Writing for Radio Times, Mark Braxton awarded the serial three stars out of five, describing it as "a refreshing, earthbound delight in an undistinguished era of offworld futurama". He praised the location filming, the scenes between the Doctor, the Master and the Rani, and aspects of the design, such as the Rani's TARDIS, which he said was "absolutely gorgeous, quite the best piece of design in the show for an age". However, he characterized the dialogue as "a mixture of wonderful and woeful", questioned the low-key presence of the historical characters, the "shaky" period grasp and wandering North East accents, and concluded the serial was "a story of considerable interest. But little flair or sizzle".
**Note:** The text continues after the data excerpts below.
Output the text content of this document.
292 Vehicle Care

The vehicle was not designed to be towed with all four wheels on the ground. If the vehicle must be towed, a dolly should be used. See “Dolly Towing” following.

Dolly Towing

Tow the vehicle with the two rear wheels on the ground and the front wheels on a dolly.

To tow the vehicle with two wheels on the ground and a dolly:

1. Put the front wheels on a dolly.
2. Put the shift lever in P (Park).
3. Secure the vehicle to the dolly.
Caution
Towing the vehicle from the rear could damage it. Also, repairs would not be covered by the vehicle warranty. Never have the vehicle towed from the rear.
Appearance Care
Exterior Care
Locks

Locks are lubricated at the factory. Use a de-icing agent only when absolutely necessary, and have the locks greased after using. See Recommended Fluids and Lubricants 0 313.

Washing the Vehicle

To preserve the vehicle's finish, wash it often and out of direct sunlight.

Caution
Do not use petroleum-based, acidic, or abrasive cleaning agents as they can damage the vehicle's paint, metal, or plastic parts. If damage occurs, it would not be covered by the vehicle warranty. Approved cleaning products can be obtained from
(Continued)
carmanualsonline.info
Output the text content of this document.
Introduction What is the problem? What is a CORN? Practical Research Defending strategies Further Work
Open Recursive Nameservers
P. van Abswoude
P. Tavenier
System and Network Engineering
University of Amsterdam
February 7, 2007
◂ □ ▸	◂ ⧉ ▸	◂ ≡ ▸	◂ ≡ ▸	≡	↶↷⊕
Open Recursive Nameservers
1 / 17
Paul Cornell, Martin Day and Keith Topping, authors of The Discontinuity Guide, considered the story's dialogue to be overblown, although the concepts were interesting. They thought the direction and music of the serial were "superb", highlighting the scene where the Doctor inspected the inside of the Rani's TARDIS as "one of the few great scenes of this era". They concluded the serial was "altogether rather more impressive than its reputation." In Doctor Who: The Complete Guide, Mark Campbell awarded The Mark of the Rani four out of ten, describing it as "excitingly directed by newcomer Sarah Hellings" but "nonetheless a meandering story with some very stupid moments and the inclusion of one too many pantomime villains."

| Episode | Title | Run time | Original release date | UK viewers (millions) |
|---|---|---|---|---|
| 1 | "Part One" | 45:01 | 2 February 1985 | 6.3 |
| 2 | "Part Two" | 44:32 | 9 February 1985 | 7.3 |

==Commercial releases==

===In print===

A novelisation of this serial, written by Pip and Jane Baker, was published by Target Books in January 1986.

===Home media===
The Mark of the Rani was released on VHS in July 1995. It was released as a Region 2 DVD on 4 September 2006. As of 11 August 2008, this serial has been released for sale on iTunes. This serial was also released as part of the Doctor Who DVD Files in issue 63 on 1 June 2011.

It was released as part of the ‘Doctor Who The Collection: Season 22’ blu-ray box set on 20 June 2022.